Principles of Protection
- The principle of least privilege commands that users, programs and systems be given just an adequate amount of privileges to perform their tasks.
- This make sure that failures do the slightest amount of harm and allow the least of harm to be done.
- Normally, each user is given their own account, and has only adequate privilege to modify their own files.
- The root-account should not be used for usual day to day events. The System Administrator should also have a normal account, and standby use of the root account for only those tasks which need the root privileges
Domain of Protection
- A computer might be noticed as a collection of processes and objects both HW & SW.
- The requisite to know principle states that a process should only have access to those objects it desires to accomplish its task, and moreover only in the manners for which it needs access and only during the time frame when it requires access.
- The approaches available for a specific object may depend upon its type.
- The ideal of protection that have been discussing might be viewed as an access matrix, in which columns signify different system resources and rows denote different protection domains.

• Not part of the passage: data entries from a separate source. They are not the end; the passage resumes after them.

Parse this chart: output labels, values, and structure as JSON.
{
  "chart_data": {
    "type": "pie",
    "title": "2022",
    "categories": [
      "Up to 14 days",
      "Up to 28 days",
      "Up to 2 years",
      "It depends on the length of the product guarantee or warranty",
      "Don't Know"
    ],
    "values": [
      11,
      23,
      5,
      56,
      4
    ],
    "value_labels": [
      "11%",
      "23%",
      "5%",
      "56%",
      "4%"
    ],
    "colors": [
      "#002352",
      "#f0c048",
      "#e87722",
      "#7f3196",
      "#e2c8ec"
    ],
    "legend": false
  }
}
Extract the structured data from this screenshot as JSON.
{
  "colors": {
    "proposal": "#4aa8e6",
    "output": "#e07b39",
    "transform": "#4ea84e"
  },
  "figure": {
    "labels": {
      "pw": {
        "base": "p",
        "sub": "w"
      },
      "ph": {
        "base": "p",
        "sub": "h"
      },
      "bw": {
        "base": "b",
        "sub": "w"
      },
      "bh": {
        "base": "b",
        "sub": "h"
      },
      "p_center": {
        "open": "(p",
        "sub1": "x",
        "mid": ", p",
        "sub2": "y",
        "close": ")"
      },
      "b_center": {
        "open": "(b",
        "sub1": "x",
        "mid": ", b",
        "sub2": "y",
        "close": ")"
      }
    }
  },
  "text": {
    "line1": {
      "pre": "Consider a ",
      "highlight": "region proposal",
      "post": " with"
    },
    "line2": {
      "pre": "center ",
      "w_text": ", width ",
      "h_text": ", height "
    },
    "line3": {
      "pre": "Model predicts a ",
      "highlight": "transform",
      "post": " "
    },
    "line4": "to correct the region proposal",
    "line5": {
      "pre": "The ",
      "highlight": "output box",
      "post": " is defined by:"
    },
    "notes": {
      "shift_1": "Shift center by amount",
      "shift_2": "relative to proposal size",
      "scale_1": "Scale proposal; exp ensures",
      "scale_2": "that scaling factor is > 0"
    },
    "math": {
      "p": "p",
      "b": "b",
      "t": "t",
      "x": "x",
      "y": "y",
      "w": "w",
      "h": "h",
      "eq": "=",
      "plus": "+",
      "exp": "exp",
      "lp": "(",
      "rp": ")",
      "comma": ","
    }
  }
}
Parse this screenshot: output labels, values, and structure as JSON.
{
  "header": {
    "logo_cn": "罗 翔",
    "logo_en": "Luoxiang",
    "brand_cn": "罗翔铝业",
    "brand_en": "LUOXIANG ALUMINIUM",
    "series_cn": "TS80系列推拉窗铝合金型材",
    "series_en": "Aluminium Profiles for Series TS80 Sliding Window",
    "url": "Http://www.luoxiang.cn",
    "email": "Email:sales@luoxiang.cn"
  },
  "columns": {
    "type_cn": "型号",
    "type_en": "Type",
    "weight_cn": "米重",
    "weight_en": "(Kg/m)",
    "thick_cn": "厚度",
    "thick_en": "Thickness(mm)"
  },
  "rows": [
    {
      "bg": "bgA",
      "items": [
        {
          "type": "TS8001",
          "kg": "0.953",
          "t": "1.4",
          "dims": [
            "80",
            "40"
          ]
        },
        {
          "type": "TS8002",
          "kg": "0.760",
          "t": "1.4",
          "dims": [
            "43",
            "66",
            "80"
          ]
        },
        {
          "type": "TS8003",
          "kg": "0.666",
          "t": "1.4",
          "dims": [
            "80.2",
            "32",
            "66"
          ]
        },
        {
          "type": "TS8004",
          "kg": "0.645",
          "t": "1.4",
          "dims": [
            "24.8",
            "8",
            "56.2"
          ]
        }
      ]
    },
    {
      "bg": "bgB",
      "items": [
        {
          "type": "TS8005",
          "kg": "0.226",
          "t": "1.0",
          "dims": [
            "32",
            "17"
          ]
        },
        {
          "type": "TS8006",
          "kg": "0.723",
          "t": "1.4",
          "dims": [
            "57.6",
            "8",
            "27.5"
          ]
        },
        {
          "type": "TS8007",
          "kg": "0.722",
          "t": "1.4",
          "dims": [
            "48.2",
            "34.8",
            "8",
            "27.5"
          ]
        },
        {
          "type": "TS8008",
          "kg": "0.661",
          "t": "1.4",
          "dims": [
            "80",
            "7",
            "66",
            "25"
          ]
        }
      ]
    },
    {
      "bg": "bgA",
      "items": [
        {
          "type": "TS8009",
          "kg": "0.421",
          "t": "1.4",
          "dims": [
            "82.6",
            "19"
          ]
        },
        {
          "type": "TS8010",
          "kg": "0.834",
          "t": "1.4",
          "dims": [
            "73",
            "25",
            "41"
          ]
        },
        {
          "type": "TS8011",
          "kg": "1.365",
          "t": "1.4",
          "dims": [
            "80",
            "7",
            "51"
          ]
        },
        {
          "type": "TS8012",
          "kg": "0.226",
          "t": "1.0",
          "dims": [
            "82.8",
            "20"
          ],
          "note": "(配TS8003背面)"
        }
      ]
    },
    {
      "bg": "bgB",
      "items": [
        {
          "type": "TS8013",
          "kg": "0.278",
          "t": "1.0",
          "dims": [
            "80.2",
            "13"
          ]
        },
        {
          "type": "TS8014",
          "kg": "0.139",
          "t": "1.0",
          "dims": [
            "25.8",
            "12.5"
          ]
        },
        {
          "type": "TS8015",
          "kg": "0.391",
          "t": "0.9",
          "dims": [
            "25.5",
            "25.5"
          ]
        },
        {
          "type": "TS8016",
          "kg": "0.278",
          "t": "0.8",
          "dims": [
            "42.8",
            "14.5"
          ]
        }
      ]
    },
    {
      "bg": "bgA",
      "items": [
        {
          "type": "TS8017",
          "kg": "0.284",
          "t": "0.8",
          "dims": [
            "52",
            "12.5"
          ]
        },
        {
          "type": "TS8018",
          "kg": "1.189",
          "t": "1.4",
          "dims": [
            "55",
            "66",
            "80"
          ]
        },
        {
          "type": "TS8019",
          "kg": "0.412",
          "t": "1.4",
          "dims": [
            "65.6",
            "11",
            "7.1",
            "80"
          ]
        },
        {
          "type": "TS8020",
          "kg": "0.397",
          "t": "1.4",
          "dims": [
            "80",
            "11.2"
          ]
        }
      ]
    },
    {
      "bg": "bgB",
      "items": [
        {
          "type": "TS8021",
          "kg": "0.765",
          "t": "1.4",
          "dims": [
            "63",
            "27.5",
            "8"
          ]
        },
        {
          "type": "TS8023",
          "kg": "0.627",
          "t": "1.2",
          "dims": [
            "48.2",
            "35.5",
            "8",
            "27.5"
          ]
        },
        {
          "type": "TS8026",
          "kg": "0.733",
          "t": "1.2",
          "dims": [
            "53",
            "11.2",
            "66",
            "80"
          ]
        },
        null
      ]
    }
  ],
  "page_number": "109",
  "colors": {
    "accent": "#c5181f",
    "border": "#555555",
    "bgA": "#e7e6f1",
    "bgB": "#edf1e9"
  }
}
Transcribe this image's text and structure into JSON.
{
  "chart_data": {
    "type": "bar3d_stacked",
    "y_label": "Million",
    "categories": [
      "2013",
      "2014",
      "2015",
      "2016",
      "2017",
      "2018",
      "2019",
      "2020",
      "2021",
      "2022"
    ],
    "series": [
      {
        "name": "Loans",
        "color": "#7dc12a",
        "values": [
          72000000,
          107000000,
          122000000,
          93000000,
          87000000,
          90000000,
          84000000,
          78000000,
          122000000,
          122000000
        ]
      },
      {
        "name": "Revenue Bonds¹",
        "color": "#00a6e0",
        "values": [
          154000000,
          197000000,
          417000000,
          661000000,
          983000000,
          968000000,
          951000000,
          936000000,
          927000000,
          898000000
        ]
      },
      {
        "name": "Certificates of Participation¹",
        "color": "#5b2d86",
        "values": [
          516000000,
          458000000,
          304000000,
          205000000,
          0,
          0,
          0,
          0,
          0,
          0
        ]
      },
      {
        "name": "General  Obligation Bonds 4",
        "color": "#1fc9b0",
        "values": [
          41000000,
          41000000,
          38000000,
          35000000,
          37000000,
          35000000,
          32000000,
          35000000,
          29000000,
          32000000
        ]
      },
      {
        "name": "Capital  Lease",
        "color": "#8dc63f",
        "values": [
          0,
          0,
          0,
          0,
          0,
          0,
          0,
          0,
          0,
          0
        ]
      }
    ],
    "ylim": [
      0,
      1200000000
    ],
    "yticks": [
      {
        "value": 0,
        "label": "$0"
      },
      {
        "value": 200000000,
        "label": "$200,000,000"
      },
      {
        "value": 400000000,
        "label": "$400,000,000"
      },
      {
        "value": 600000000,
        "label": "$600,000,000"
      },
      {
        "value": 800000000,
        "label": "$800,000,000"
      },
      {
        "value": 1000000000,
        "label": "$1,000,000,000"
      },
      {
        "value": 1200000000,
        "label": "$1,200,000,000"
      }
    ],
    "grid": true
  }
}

Entries within the matrix specify what access that domain has to that resource.
Figure: Matrix Access
Implementation of Access Matrix
Access matrix can be implemented by given practices:
- Global table
- Access lists for objects
- Capability lists for domains
- A lock and key mechanism
- Role-Based Access Control (RBAC) allocates privileges to programs, users or roles as suitable, where “privileges” refer to the right to call certain system calls, or to use certain restrictions with those calls.
- RBAC supports the principle of least-privilege, and decreases the susceptibility to abuse as opposed to SGID or SUID programs.